When the new, if unelected, prime minster Theresa May stood outside Downing Street in July and announced her commitment to fighting injustice and standing up to the privileged few I cannot have been the only Labour Party member to think – “she’s stealing our words if not our values”.
And when she announced the creation of a new government department entitled Business, Energy and Industrial Strategy it was clear she was seeking to park Tory tanks on Labour turf.
Under David Cameron’s the term “industrial strategy” was banned and Sajid Javid, then the business secretary, regarded it as something akin to a swear word. David, Sajid and George Osborne were all about reducing the size of the state, cutting, deregulating, freeing up the private sector to express its natural exuberance and create jobs and wealth for the nation.
That went well didn’t it?
With May championing industrial strategy I thought we might at last have a plan and a long term vision for our industrial future.
Six months later and what have we got? Nothing. A repeatedly promised green paper has repeatedly been delayed.
It’s clear that May’s words were just positioning, an attempt to duck responsibility for the real underlying causes of the anger so many feel.
- Ten years without a pay rise – for those in work.
- The explosion of zero hour contracts and the disappearance of job security.
- A programme of austerity built on the backs of the poor whilst the banks got a bailout.
- Public services cut as Government withdrew from funding local authorities.
- Increasing inequality and decreasing opportunity.
These are the failures of the coalition and the Tory government, who used the financial crisis to reduce the protection and opportunity the state could offer.
Of course the Tories are finding it difficult to even begin to imagine how an invigorated, entrepreneurial state could work to help create jobs, investment, skills, security and prosperity for all.
Even if their intellectual resources were not entirely focused on bickering and Brexit, the Tories could not begin to scope out the policies possible when you have a clear and positive vision of the kind of economy we want. High-waged, high-skilled, inclusive, where people and businesses have the certainty to plan for a more prosperous future.
That is what an industrial strategy is about – building the economy we want.
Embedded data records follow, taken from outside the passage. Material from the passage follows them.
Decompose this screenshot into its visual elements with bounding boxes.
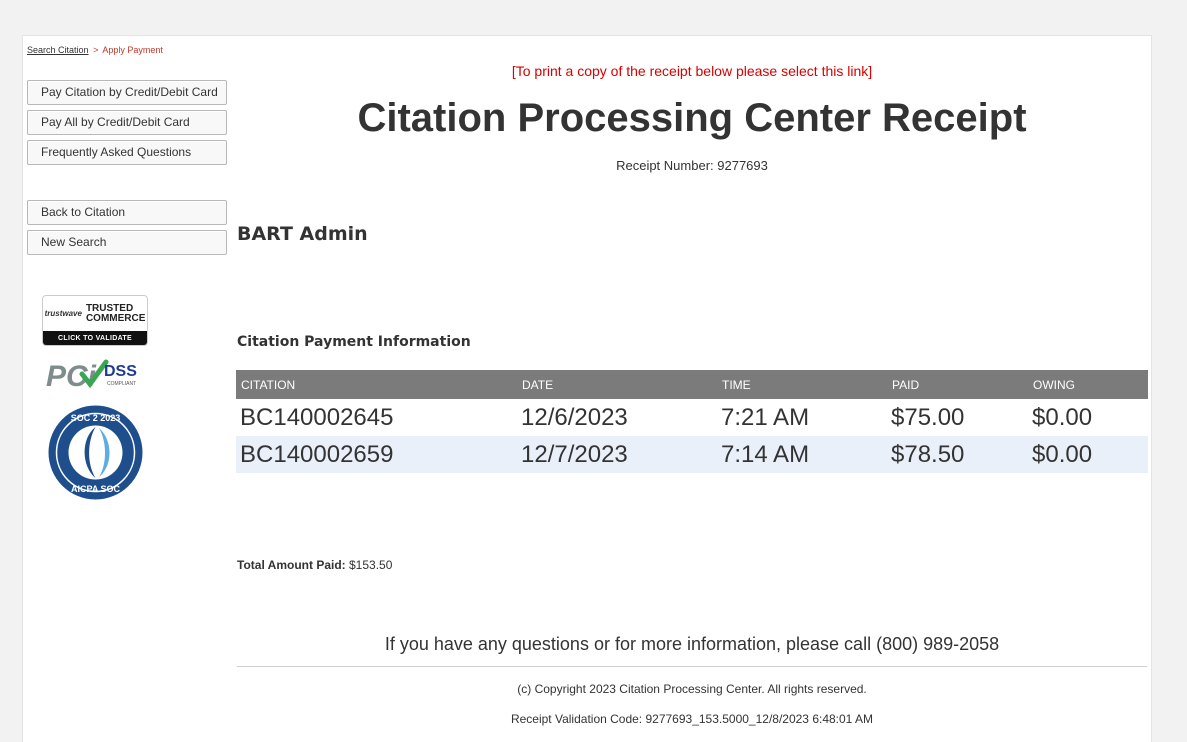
citation-owing: $0.00 — [1028, 399, 1148, 436]
receipt-number-label: Receipt Number: — [616, 158, 714, 173]
table-row: BC140002659 12/7/2023 7:14 AM $78.50 $0.… — [236, 436, 1148, 473]
citation-owing: $0.00 — [1028, 436, 1148, 473]
new-search-button[interactable]: New Search — [27, 230, 227, 255]
trustwave-logo-text: trustwave — [44, 308, 82, 318]
citation-time: 7:21 AM — [717, 399, 887, 436]
trusted-commerce-badge[interactable]: trustwave TRUSTED COMMERCE CLICK TO VALI… — [42, 295, 148, 346]
payment-table: CITATION DATE TIME PAID OWING BC14000264… — [236, 370, 1148, 473]
header-paid: PAID — [887, 370, 1028, 399]
copyright-text: (c) Copyright 2023 Citation Processing C… — [517, 682, 867, 696]
pci-text: PCi — [46, 360, 97, 393]
account-name: BART Admin — [237, 223, 368, 245]
footer-divider — [237, 666, 1147, 667]
citation-time: 7:14 AM — [717, 436, 887, 473]
compliant-text: COMPLIANT — [107, 381, 136, 387]
pay-all-button[interactable]: Pay All by Credit/Debit Card — [27, 110, 227, 135]
trusted-commerce-logo: trustwave TRUSTED COMMERCE — [43, 296, 147, 331]
header-date: DATE — [517, 370, 717, 399]
print-receipt-link[interactable]: [To print a copy of the receipt below pl… — [237, 63, 1147, 79]
header-time: TIME — [717, 370, 887, 399]
citation-date: 12/7/2023 — [517, 436, 717, 473]
table-header-row: CITATION DATE TIME PAID OWING — [236, 370, 1148, 399]
back-to-citation-button[interactable]: Back to Citation — [27, 200, 227, 225]
citation-number: BC140002645 — [236, 399, 517, 436]
breadcrumb-current: Apply Payment — [102, 45, 163, 55]
soc2-badge-icon: SOC 2 2023 AICPA SOC — [48, 405, 143, 500]
total-label: Total Amount Paid: — [237, 558, 346, 572]
dss-text: DSS — [104, 363, 137, 380]
header-citation: CITATION — [236, 370, 517, 399]
table-row: BC140002645 12/6/2023 7:21 AM $75.00 $0.… — [236, 399, 1148, 436]
payment-section-title: Citation Payment Information — [237, 334, 471, 350]
payment-nav: Pay Citation by Credit/Debit Card Pay Al… — [27, 80, 227, 170]
validation-code: Receipt Validation Code: 9277693_153.500… — [510, 712, 874, 726]
receipt-number-value: 9277693 — [717, 158, 768, 173]
citation-paid: $78.50 — [887, 436, 1028, 473]
receipt-number: Receipt Number: 9277693 — [237, 158, 1147, 173]
click-to-validate-text: CLICK TO VALIDATE — [43, 331, 147, 345]
breadcrumb-separator: > — [93, 45, 99, 55]
pay-citation-button[interactable]: Pay Citation by Credit/Debit Card — [27, 80, 227, 105]
citation-paid: $75.00 — [887, 399, 1028, 436]
breadcrumb: Search Citation > Apply Payment — [27, 45, 163, 55]
citation-number: BC140002659 — [236, 436, 517, 473]
total-value: $153.50 — [349, 558, 393, 572]
contact-info: If you have any questions or for more in… — [384, 634, 1000, 654]
navigation-nav: Back to Citation New Search — [27, 200, 227, 260]
receipt-title: Citation Processing Center Receipt — [357, 96, 1027, 140]
header-owing: OWING — [1028, 370, 1148, 399]
commerce-text: COMMERCE — [85, 312, 146, 324]
total-amount-paid: Total Amount Paid: $153.50 — [237, 558, 392, 572]
soc-bottom-text: AICPA SOC — [71, 484, 121, 494]
citation-date: 12/6/2023 — [517, 399, 717, 436]
pci-dss-badge-icon: PCi DSS COMPLIANT — [46, 359, 137, 393]
faq-button[interactable]: Frequently Asked Questions — [27, 140, 227, 165]
breadcrumb-search-citation-link[interactable]: Search Citation — [27, 45, 89, 55]
soc-top-text: SOC 2 2023 — [71, 413, 121, 423]
page-container: Search Citation > Apply Payment Pay Cita… — [22, 35, 1152, 742]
And that’s why we’re launching our consultation on industrial strategy today. Instead of the Tories placing their tanks on our turf, Labour is taking up the role of the government to provide inspiration, vision, direction and investment certainty. The Tories are too ideologically rigid to envision an industrial strategy that addresses the challenges we face now and those of the future – climate change, automation, an ageing population – in a positive and inclusive way.
These great challenges can also be great opportunities, but only if respond to them in the right way. That is why our industrial strategy will be challenge led – tackling these challenges through collective action and innovation rather than a desperate race to the bottom.
Our industrial strategy will also be mission-oriented because it will respond to the challenges of our time through specific, measurable and time-limited missions. Without concrete, measurable missions, industrial strategy can become a bucket for every policy hole and a vague answer to every pressing problem. Our missions will excite both public and private actors, drawing in (“crowding in”) business investment, as well as talent in public organisations. And, because they will be far-reaching, our missions will bring together shadow teams from across the party to shape and deliver our missions.
It will be values driven because the choice of missions and their implementation will reflect our values as a Labour movement.
That’s why today we’re inviting contributions to our wide-ranging consultation that will inform the challenges, missions and values of our industrial strategy as well as the way in which it should be implemented.
The labour movement was forged in the first industrial revolution and the struggle for workers to receive a fair share of the rewards of their hard work and technological change. With your help, Labour’s industrial strategy can ensure the opportunities of the new industrial revolutions are available to everyone, not just a privileged few.